JWST Thermal Emission of the Terrestrial Exoplanet GJ 1132b

TL;DR

This study uses JWST's MIRI instrument to measure the thermal emission of GJ 1132b, revealing a hot, likely atmosphere-free rocky surface with no significant atmosphere detected, supporting the 'Cosmic Shoreline' hypothesis.

Contribution

First thermal emission measurement of GJ 1132b with JWST, constraining its surface temperature and ruling out thick atmospheres with certain compositions.

Findings

Measured dayside temperature of 709±31 K.

Ruled out Earth-like and thick Venus-like atmospheres with specific compositions.
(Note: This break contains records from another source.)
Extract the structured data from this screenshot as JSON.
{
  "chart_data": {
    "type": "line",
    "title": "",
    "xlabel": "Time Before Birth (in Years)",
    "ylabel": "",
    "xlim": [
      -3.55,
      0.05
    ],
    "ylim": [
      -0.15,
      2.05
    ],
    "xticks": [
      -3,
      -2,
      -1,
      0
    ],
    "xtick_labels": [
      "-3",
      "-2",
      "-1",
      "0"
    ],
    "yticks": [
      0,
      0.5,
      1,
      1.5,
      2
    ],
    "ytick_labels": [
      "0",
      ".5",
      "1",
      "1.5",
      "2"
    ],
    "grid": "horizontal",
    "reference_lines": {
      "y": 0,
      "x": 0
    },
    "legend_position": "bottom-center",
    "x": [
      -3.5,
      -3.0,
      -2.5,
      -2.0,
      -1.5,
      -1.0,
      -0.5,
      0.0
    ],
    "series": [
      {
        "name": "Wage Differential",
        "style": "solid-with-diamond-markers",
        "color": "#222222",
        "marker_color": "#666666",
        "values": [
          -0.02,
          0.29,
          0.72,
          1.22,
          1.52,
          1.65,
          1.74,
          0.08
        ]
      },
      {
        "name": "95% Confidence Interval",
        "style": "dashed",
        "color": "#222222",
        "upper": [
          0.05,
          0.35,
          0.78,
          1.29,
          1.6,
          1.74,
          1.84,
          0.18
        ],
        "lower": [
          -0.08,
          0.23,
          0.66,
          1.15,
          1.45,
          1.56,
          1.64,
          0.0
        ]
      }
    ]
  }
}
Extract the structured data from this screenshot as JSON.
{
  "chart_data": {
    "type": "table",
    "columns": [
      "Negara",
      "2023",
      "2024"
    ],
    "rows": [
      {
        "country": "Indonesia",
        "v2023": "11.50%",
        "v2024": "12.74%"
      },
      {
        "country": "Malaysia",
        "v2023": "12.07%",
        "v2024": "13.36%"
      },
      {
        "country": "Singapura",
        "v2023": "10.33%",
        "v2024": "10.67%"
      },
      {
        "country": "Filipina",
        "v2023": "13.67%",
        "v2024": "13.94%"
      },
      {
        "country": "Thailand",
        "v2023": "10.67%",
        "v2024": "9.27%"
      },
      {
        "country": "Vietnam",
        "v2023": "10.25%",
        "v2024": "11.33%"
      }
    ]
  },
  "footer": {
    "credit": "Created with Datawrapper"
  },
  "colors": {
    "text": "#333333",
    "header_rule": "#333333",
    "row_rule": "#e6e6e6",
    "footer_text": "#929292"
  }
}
Detected a featureless blackbody emission spectrum.

Abstract

We present thermal emission measurements of GJ 1132b spanning 5--12 um obtained with the Mid-Infrared Instrument Low-Resolution Spectrometer (MIRI/LRS) on the James Webb Space Telescope (JWST). GJ 1132b is an M-dwarf rocky planet with Teq=584 K and an orbital period of 1.6 days. We measure a white-light secondary eclipse depth of 140+/-17 ppm, which corresponds to a dayside brightness temperature of Tp,dayside= 709+/-31 K using improved star and planet parameters. This measured temperature is only 1 sigma below the maximum possible dayside temperature of a bare rock (i.e., assuming a zero albedo planet with no heat redistribution, Tmax = 746+14/-11 K). The emission spectrum is consistent with a featureless blackbody, which agrees with a wide range of possible surface compositions. By comparing forward models to the dayside emission spectrum, we rule out Earth-thickness (P ~ 1 bar) atmospheres with at least 1% H2O, atmospheres of any modeled thickness (10^-4 -- 10^2 bar) that contain at least 1% CO2, and thick, Venus-like atmospheres (P>~100 bar) with at least 1 ppm CO2 or H2O. We therefore conclude that GJ 1132b likely does not have a significant atmosphere. This finding supports the concept of a universal 'Cosmic Shoreline' given the high level of bolometric and XUV irradiation received by the planet.